La notion de « genre » telle qu’elle est travaillée par les études de genre a mauvaise presse en France. Si celles-ci demeurent marginales dans l’université française, elles souffrent de plus d’une opposition acharnée et bête de la part de groupes politiques ou de « personnalités » médiatiques qui, de manière évidente, en ignorent à peu près tout. Dans le champ du savoir institutionnalisé comme dans celui du discours médiatique et public, la notion de genre est donc pour une grande part l’objet d’une ignorance, d’un mépris, d’un rejet, d’une caricature. Par ailleurs, les discours et pratiques qui en France se réclament des études de genre n’en conservent trop souvent qu’une dimension simplifiée – celle qui ne dérange pas un féminisme compatible avec un ordre social très consensuel –, ou bien peuvent parfois les utiliser non comme un champ à interroger, à l’intérieur duquel travailler, mais comme un bréviaire que l’on se contente de réciter ou de singer.

L’intérêt évident de l’Encyclopédie critique du genre, dirigée par Juliette Rennes, est de rappeler que la notion de genre est d’abord un objet complexe, irréductible aux caricatures médiatiques, bien plus large que ses versions simplistes acceptables. Cette notion est un objet de réflexion impliquant un travail de la pensée, un travail critique et d’élaborations conceptuelles, autant qu’un travail pratique d’enquêtes et recherches sociologiques, historiques, anthropologiques, etc. Cette Encyclopédie présente soixante-six entrées rédigées par plus de quatre-vingt chercheurs, chacune de ces entrées étant accompagnée d’une large bibliographie – l’ensemble couvrant des thématiques et mobilisant des champs divers tels que le droit, la psychanalyse, le sport, la pornographie, la médecine, internet, le handicap, le politique, la philosophie, etc. Si les études de genre concernent de manière centrale l’étude du rapport hommes-femmes compris comme un rapport social, elles impliquent également tout un ensemble d’autres relations qu’elles mettent au jour, qu’elles problématisent et étudient : le rapport au corps, le rapport hétéros-homos, le rapport au travail, à la culture, aux médias, le rapport à la santé, à la médecine, aux normes, le rapport à soi et aux autres, le rapport au droit, etc. Si les études de genre ont pour objet le genre, celui-ci n’est que le premier d’une série d’autres objets qui lui sont liés et que leur approche à partir du genre permet de mettre au jour, d’éclairer selon des points de vue neufs, de comprendre selon d’autres rapports et d’autres significations, autant qu’elle rend possible la représentation et l’invention de nouveaux moyens de subversion et d’émancipation. Inversement, l’étude de ces objets permet en retour de problématiser et d’interroger des dimensions inaperçues du genre, d’aborder d’un point de vue critique ce qui les conditionne, leurs conséquences, les moyens d’inventer d’autres types de rapports à soi et aux autres.

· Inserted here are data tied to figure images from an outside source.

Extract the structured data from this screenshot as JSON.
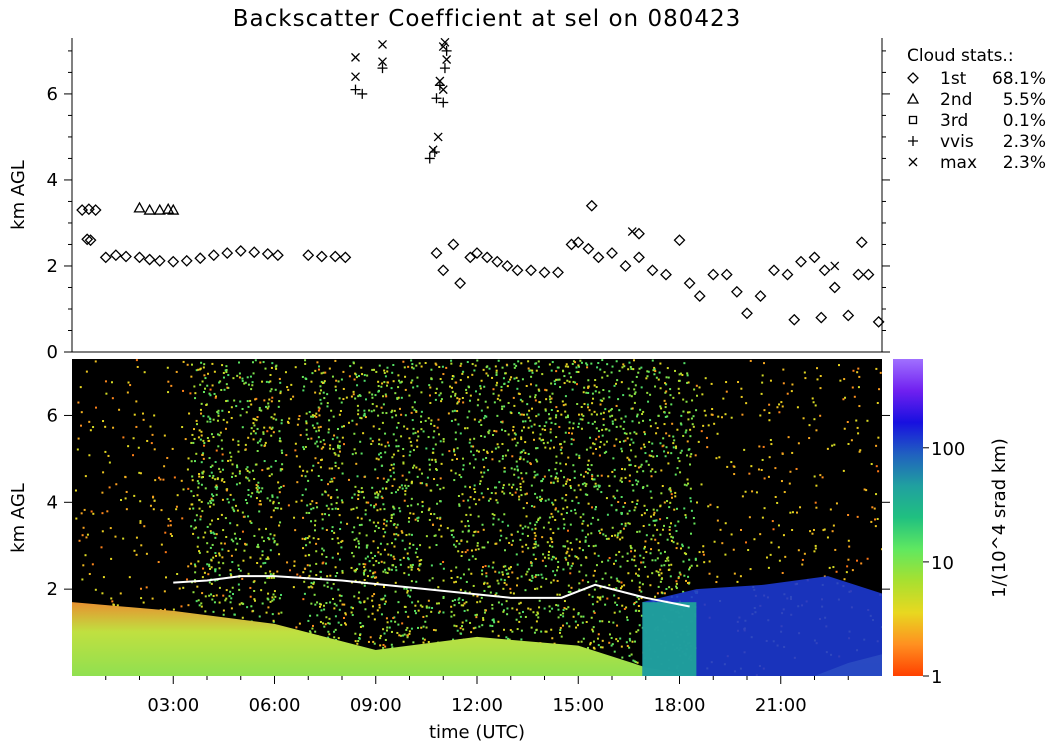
{
  "figure": {
    "title": "Backscatter Coefficient at sel on 080423"
  },
  "legend": {
    "heading": "Cloud stats.:",
    "entries": [
      {
        "symbol": "diamond",
        "label": "1st",
        "value": "68.1%"
      },
      {
        "symbol": "triangle",
        "label": "2nd",
        "value": "5.5%"
      },
      {
        "symbol": "square",
        "label": "3rd",
        "value": "0.1%"
      },
      {
        "symbol": "plus",
        "label": "vvis",
        "value": "2.3%"
      },
      {
        "symbol": "cross",
        "label": "max",
        "value": "2.3%"
      }
    ]
  },
  "colorbar": {
    "label": "1/(10^4 srad km)",
    "ticks": [
      "1",
      "10",
      "100"
    ],
    "scale": "log",
    "range": [
      1,
      600
    ],
    "stops": [
      "#ff4000",
      "#ff9020",
      "#e8d820",
      "#a8e030",
      "#60e860",
      "#20c080",
      "#20a0a0",
      "#2060c0",
      "#1810e0",
      "#7020f0",
      "#a070ff"
    ]
  },
  "colors": {
    "background": "#ffffff",
    "plot_background": "#000000",
    "markers": "#000000"
  },
  "chart_data": [
    {
      "type": "scatter",
      "name": "cloud-base-heights",
      "ylabel": "km AGL",
      "ylim": [
        0,
        7.3
      ],
      "xlim": [
        0,
        24
      ],
      "yticks": [
        0,
        2,
        4,
        6
      ],
      "series": [
        {
          "symbol": "diamond",
          "points": [
            [
              0.3,
              3.3
            ],
            [
              0.5,
              3.32
            ],
            [
              0.7,
              3.3
            ],
            [
              0.45,
              2.62
            ],
            [
              0.55,
              2.6
            ],
            [
              1.0,
              2.2
            ],
            [
              1.3,
              2.25
            ],
            [
              1.6,
              2.22
            ],
            [
              2.0,
              2.2
            ],
            [
              2.3,
              2.15
            ],
            [
              2.6,
              2.12
            ],
            [
              3.0,
              2.1
            ],
            [
              3.4,
              2.12
            ],
            [
              3.8,
              2.18
            ],
            [
              4.2,
              2.25
            ],
            [
              4.6,
              2.3
            ],
            [
              5.0,
              2.35
            ],
            [
              5.4,
              2.32
            ],
            [
              5.8,
              2.28
            ],
            [
              6.1,
              2.25
            ],
            [
              7.0,
              2.25
            ],
            [
              7.4,
              2.22
            ],
            [
              7.8,
              2.22
            ],
            [
              8.1,
              2.2
            ],
            [
              10.8,
              2.3
            ],
            [
              11.0,
              1.9
            ],
            [
              11.3,
              2.5
            ],
            [
              11.5,
              1.6
            ],
            [
              11.8,
              2.2
            ],
            [
              12.0,
              2.3
            ],
            [
              12.3,
              2.2
            ],
            [
              12.6,
              2.1
            ],
            [
              12.9,
              2.0
            ],
            [
              13.2,
              1.9
            ],
            [
              13.6,
              1.9
            ],
            [
              14.0,
              1.85
            ],
            [
              14.4,
              1.85
            ],
            [
              14.8,
              2.5
            ],
            [
              15.0,
              2.55
            ],
            [
              15.3,
              2.4
            ],
            [
              15.6,
              2.2
            ],
            [
              16.0,
              2.3
            ],
            [
              16.4,
              2.0
            ],
            [
              16.8,
              2.2
            ],
            [
              17.2,
              1.9
            ],
            [
              17.6,
              1.8
            ],
            [
              18.0,
              2.6
            ],
            [
              18.3,
              1.6
            ],
            [
              18.6,
              1.3
            ],
            [
              19.0,
              1.8
            ],
            [
              19.4,
              1.8
            ],
            [
              19.7,
              1.4
            ],
            [
              20.0,
              0.9
            ],
            [
              20.4,
              1.3
            ],
            [
              20.8,
              1.9
            ],
            [
              21.2,
              1.8
            ],
            [
              21.6,
              2.1
            ],
            [
              22.0,
              2.2
            ],
            [
              22.3,
              1.9
            ],
            [
              22.6,
              1.5
            ],
            [
              23.0,
              0.85
            ],
            [
              23.3,
              1.8
            ],
            [
              23.6,
              1.8
            ],
            [
              23.9,
              0.7
            ],
            [
              21.4,
              0.75
            ],
            [
              22.2,
              0.8
            ],
            [
              15.4,
              3.4
            ],
            [
              16.8,
              2.75
            ],
            [
              23.4,
              2.55
            ]
          ]
        },
        {
          "symbol": "triangle",
          "points": [
            [
              2.0,
              3.35
            ],
            [
              2.3,
              3.3
            ],
            [
              2.6,
              3.3
            ],
            [
              2.85,
              3.32
            ],
            [
              3.0,
              3.3
            ]
          ]
        },
        {
          "symbol": "plus",
          "points": [
            [
              8.4,
              6.1
            ],
            [
              8.6,
              6.0
            ],
            [
              9.2,
              6.6
            ],
            [
              10.6,
              4.5
            ],
            [
              10.8,
              5.9
            ],
            [
              10.9,
              6.2
            ],
            [
              11.0,
              5.8
            ],
            [
              11.05,
              6.6
            ],
            [
              11.1,
              7.0
            ],
            [
              10.75,
              4.65
            ]
          ]
        },
        {
          "symbol": "cross",
          "points": [
            [
              8.4,
              6.85
            ],
            [
              8.4,
              6.4
            ],
            [
              9.2,
              7.15
            ],
            [
              9.2,
              6.75
            ],
            [
              10.7,
              4.7
            ],
            [
              10.85,
              5.0
            ],
            [
              10.9,
              6.3
            ],
            [
              11.0,
              6.1
            ],
            [
              11.05,
              7.2
            ],
            [
              11.1,
              6.8
            ],
            [
              11.0,
              7.1
            ],
            [
              16.6,
              2.8
            ],
            [
              22.6,
              2.0
            ]
          ]
        }
      ]
    },
    {
      "type": "heatmap",
      "name": "backscatter-coefficient",
      "xlabel": "time (UTC)",
      "ylabel": "km AGL",
      "ylim": [
        0,
        7.3
      ],
      "xlim": [
        0,
        24
      ],
      "xticks": [
        "03:00",
        "06:00",
        "09:00",
        "12:00",
        "15:00",
        "18:00",
        "21:00"
      ],
      "xtick_values": [
        3,
        6,
        9,
        12,
        15,
        18,
        21
      ],
      "yticks": [
        2,
        4,
        6
      ],
      "value_unit": "1/(10^4 srad km)",
      "layers": [
        {
          "kind": "surface",
          "time": [
            0,
            3,
            6,
            9,
            12,
            15,
            17,
            18.5,
            20,
            21,
            22,
            23,
            24
          ],
          "top_km": [
            1.7,
            1.5,
            1.2,
            0.6,
            0.9,
            0.7,
            0.2,
            0,
            0,
            0,
            0,
            0.3,
            0.5
          ],
          "value": 12
        },
        {
          "kind": "cloud",
          "time": [
            16.9,
            18.5,
            20.5,
            22.4,
            24
          ],
          "base_km": [
            0,
            0,
            0,
            0,
            0
          ],
          "top_km": [
            1.7,
            2.0,
            2.1,
            2.3,
            1.9
          ],
          "value": 120
        },
        {
          "kind": "cloud-base-line",
          "time": [
            3,
            4,
            5,
            6,
            8,
            13,
            14.5,
            15.5,
            17,
            18.3
          ],
          "height_km": [
            2.15,
            2.2,
            2.3,
            2.3,
            2.2,
            1.8,
            1.8,
            2.1,
            1.8,
            1.6
          ],
          "value": 250
        },
        {
          "kind": "scatter-band",
          "time_ranges": [
            [
              3.5,
              6.2
            ],
            [
              6.8,
              8.0
            ],
            [
              8.2,
              11.0
            ],
            [
              11.2,
              18.5
            ]
          ],
          "top_km": 7.3,
          "value": 8
        }
      ]
    }
  ]
}
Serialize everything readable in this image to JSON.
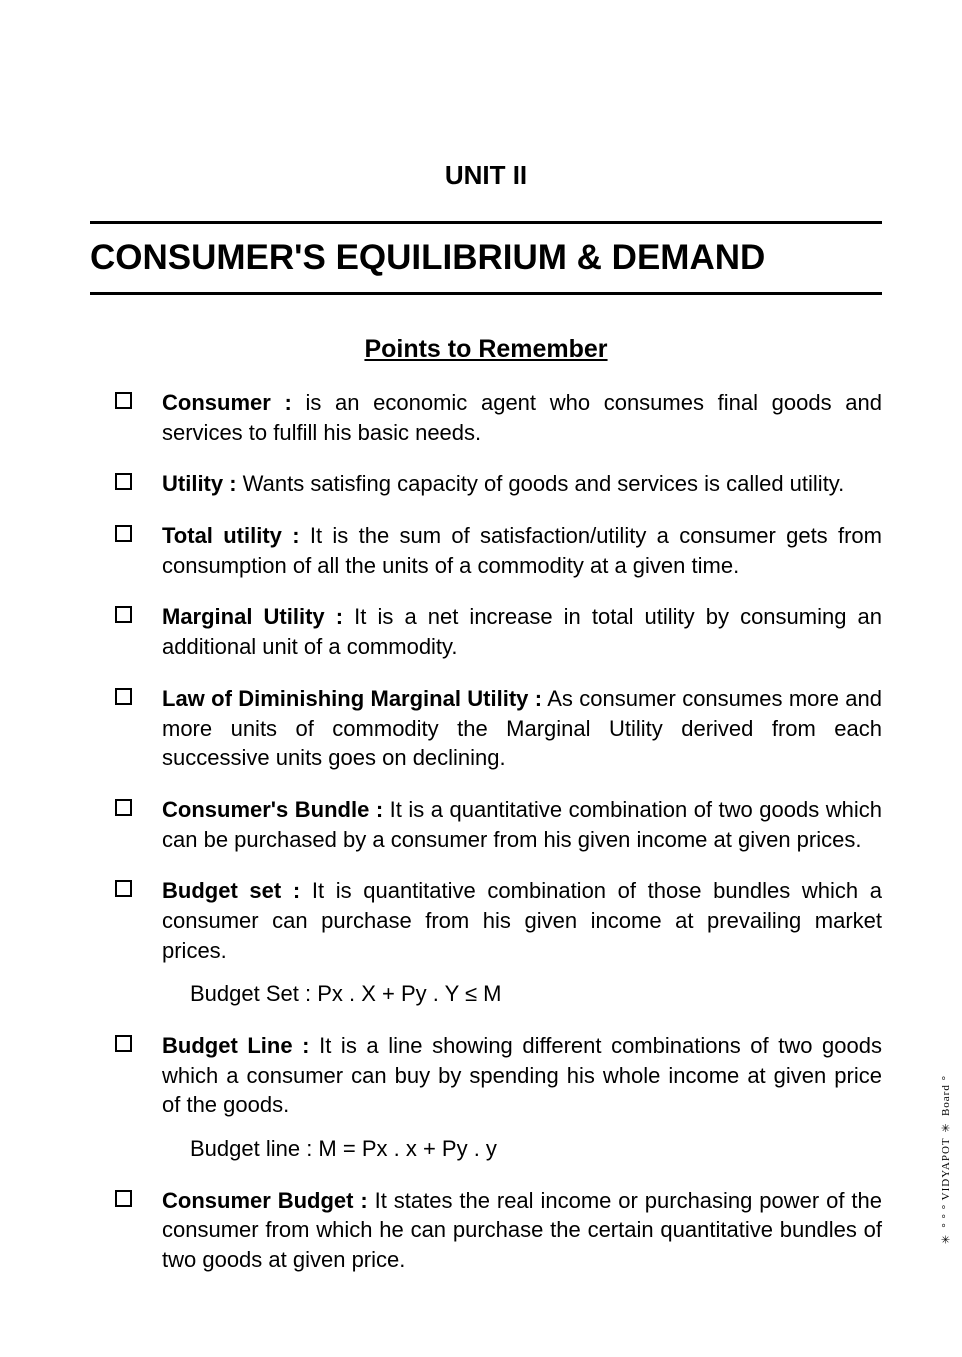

« Le genre » n’est pas un objet clos sur lui-même, en lui-même l’objet d’une discipline ou d’une théorie : il est le foyer d’une variété de relations très diverses, le révélateur de rapports et d’objets inaperçus, le levier dont il est possible de se servir pour questionner un ordre social, politique, culturel, économique, subjectif très problématique. Son étude n’est donc possible que par la mobilisation de disciplines et de champs divers, selon des approches et pratiques (universitaires, militantes, etc.) elles-mêmes diverses, en fonction d’un travail collectif et parfois divergent. C’est cette « ouverture » et pluralité du genre, c’est l’ensemble des discours et pratiques par lesquels il est créé, dit et étudié, l’ensemble des champs et disciplines par lesquels l’aborder que s’efforce de présenter l’Encyclopédie critique du genre. Cette présentation aboutit à ne pas seulement exposer un champ de recherche mais, comme le souligne l’introduction, à faire apparaître le monde à partir du point de vue du genre : « le genre » n’est pas uniquement un objet d’étude, il est une lunette qui fait percevoir et penser le monde de manière nouvelle – qui permet d’agir et de vivre dans le monde de manière nouvelle, selon des modalités plurielles.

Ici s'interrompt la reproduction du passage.